Singapore’s lenders have long benefited from the city state’s large populations of citizens of Indian and Chinese heritage. This has improved access to respective markets. The largest Singaporean bank, DBS, has just delivered an earnings beat on expectations for the last quarter. But DBS and its peers may now benefit less from diversification than hoped.
Net income at DBS jumped 69 per cent to S$2.3bn ($1.8bn). Rising interest rates, a write-back of general provisions and loan growth have boosted earnings. The net interest margin rose to more than 2 per cent. Returns on equity hit a quarterly record of 17.2 per cent. Bad debt levels fell.

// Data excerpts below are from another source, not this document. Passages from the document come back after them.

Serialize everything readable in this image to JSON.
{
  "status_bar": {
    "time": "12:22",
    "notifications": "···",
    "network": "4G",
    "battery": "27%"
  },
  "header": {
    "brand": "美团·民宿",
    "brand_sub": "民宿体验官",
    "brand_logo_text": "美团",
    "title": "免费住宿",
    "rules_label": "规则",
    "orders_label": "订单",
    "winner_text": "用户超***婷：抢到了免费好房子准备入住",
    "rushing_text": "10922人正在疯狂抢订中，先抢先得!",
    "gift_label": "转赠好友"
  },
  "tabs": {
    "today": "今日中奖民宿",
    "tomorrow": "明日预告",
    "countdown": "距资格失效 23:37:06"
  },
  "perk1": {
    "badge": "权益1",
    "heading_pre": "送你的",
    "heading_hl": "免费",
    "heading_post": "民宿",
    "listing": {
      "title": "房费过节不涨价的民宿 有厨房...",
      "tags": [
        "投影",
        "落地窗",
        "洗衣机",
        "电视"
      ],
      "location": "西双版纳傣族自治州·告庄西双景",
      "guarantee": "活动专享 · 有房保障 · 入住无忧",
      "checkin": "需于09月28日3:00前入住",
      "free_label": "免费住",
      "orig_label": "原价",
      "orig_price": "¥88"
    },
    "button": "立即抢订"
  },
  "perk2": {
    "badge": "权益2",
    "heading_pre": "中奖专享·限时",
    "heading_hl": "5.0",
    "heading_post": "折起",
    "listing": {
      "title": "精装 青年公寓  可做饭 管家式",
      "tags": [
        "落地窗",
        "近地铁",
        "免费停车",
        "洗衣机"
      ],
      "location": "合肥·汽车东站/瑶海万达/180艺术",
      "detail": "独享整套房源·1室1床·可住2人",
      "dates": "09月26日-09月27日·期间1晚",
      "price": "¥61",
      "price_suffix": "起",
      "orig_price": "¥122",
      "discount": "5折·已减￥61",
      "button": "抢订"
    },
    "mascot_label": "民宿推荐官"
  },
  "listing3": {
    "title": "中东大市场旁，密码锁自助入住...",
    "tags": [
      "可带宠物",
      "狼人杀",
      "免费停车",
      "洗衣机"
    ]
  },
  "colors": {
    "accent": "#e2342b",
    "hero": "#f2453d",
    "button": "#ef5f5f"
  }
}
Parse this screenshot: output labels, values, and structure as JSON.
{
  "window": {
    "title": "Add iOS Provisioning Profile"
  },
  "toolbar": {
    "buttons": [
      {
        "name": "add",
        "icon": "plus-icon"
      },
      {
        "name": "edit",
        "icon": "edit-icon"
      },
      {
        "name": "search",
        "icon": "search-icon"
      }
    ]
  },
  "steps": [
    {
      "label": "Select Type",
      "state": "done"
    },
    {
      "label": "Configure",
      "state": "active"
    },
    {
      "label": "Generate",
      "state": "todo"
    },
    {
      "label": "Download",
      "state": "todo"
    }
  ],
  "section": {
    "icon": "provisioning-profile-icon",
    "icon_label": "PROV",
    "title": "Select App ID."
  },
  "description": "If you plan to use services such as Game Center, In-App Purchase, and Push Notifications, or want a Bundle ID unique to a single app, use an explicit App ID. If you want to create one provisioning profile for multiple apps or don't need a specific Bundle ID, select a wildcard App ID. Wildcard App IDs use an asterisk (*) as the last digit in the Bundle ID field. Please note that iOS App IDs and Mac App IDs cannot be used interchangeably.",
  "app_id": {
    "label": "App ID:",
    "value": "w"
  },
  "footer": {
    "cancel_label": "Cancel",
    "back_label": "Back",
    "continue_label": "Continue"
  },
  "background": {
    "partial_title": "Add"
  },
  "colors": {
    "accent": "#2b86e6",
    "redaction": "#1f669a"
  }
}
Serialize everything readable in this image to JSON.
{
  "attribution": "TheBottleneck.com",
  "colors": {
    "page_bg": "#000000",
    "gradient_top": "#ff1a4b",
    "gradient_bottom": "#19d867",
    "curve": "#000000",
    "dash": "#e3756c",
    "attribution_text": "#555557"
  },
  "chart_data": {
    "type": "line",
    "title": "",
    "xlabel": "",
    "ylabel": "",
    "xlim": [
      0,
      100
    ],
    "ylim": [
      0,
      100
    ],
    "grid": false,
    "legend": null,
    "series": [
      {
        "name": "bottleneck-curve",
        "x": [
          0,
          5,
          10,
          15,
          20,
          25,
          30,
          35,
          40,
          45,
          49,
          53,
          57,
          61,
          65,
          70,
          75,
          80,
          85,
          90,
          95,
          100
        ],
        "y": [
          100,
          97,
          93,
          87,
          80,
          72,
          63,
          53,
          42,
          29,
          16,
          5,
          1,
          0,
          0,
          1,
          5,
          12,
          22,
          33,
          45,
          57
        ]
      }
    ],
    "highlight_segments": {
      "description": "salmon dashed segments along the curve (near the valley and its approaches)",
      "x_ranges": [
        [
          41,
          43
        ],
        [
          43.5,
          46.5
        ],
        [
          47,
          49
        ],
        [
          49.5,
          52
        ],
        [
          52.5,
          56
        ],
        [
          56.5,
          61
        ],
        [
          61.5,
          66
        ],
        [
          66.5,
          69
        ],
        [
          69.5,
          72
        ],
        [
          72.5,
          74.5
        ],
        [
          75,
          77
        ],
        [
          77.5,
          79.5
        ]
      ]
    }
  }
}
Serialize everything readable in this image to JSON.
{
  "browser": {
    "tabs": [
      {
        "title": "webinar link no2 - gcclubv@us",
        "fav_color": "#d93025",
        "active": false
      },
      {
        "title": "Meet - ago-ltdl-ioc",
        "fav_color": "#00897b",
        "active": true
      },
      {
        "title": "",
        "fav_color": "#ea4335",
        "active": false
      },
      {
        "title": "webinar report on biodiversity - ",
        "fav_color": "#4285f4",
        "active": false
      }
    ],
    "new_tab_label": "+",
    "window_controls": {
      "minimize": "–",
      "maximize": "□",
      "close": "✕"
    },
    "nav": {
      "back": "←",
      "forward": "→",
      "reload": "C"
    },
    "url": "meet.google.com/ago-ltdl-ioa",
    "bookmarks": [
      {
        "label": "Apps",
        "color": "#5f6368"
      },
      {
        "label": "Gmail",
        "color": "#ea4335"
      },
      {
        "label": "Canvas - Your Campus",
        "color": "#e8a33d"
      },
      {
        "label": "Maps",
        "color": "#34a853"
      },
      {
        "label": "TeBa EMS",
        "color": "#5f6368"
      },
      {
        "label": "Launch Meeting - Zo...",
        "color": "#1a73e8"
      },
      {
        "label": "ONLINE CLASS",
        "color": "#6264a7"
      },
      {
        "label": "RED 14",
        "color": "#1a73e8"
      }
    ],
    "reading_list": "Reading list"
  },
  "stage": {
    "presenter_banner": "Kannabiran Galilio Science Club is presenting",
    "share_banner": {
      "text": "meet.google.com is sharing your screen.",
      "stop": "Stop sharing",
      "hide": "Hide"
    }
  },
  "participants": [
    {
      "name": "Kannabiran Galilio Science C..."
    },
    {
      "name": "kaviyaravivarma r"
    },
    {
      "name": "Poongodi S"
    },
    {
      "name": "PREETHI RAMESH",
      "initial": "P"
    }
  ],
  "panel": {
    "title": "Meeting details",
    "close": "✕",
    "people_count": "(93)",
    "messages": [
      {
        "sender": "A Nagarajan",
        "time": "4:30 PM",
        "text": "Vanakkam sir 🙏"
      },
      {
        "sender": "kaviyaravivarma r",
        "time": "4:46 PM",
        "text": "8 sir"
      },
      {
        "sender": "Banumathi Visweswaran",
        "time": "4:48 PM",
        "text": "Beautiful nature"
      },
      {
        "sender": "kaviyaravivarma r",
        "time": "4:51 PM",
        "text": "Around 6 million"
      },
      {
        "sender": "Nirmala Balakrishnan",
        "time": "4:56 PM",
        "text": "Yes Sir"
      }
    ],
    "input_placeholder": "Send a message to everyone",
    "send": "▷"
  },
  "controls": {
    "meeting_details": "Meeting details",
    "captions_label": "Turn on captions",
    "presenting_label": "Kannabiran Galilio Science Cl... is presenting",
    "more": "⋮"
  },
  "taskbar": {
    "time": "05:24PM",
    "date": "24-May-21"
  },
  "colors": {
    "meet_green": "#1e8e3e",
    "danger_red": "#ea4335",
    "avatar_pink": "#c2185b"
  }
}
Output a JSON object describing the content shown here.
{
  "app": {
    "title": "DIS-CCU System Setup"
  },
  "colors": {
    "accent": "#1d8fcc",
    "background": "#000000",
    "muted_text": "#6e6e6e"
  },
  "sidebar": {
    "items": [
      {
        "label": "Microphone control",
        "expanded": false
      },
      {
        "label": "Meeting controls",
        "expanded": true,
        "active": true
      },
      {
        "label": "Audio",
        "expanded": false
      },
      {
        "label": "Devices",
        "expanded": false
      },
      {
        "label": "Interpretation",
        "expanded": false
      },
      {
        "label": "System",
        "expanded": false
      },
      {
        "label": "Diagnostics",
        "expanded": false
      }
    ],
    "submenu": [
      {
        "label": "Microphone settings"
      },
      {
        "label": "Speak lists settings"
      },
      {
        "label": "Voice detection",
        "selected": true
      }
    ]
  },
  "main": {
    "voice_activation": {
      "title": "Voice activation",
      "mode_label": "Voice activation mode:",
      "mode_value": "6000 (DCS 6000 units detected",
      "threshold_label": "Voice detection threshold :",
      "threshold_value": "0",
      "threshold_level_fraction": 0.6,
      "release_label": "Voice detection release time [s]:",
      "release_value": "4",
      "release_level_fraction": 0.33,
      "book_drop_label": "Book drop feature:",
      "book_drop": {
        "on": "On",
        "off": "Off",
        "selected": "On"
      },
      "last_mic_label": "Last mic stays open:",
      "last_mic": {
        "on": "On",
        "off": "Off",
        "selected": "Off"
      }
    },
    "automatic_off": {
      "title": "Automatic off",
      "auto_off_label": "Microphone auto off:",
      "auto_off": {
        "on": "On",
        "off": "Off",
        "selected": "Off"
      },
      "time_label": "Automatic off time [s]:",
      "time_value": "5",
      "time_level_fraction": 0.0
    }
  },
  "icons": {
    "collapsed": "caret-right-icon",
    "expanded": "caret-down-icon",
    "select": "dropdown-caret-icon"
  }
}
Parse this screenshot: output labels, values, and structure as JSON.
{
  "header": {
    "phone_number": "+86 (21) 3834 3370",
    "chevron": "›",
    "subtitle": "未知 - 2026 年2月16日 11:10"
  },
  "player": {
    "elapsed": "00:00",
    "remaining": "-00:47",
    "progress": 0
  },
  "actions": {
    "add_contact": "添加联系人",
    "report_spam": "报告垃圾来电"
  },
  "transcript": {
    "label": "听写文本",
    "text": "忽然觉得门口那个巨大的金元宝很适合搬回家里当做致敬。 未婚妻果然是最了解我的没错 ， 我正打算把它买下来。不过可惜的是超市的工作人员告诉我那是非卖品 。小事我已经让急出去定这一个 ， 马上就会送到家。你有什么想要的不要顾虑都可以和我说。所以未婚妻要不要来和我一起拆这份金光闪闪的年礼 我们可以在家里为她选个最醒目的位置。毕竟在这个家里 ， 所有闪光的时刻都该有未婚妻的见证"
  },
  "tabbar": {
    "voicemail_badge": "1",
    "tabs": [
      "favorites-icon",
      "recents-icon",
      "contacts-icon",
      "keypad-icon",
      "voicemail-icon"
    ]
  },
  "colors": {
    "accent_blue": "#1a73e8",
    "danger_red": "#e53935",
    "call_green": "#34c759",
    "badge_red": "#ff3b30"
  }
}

Most strikingly, DBS disclosed an exposure of about $1bn to the Adani Group. US short seller Hindenburg Research has accused the Indian conglomerate of accounting fraud and stock manipulation, claims that Adani vehemently denies.
Adani has made a virtue of syndicating banking transactions by portfolio companies beyond its home country. DBS has meanwhile been pushing into the Indian market. It even took over a distressed Indian bank in 2020.
This has made strategic sense. Singapore’s growth is slowing. India has been growing fast.
DBS is not badly exposed to Adani. Three-quarters of the total exposure is to the acquisition financing of a cement business. Its cash flows are ringfenced. The company has strong sales in its local market, 14 per cent of the total.
The confident stance of DBS boss Piyush Gupta should not deter investors from pondering the risks the Indian market poses, however. The Adani affair has highlighted weaknesses in the finances and regulation of some big Indian businesses. Foreign lenders are becoming reluctant to participate in refinancings.
Singaporeans have meanwhile invested heavily in wealth management services targeted at mainland Chinese clients. Chinese regulators are now cracking down on capital outflows. They banned online brokerages based in offshore locations soliciting new business from mainland investors in December. On Monday, several Hong Kong-based brokerages stopped opening accounts for these clients.
DBS trades at more than 1.8 times tangible book value, nearly double that of Asia-focused peers such as HSBC. The substantial premium reflects overseas growth potential. Shareholders should question whether this is justified, given challenges in two key foreign markets.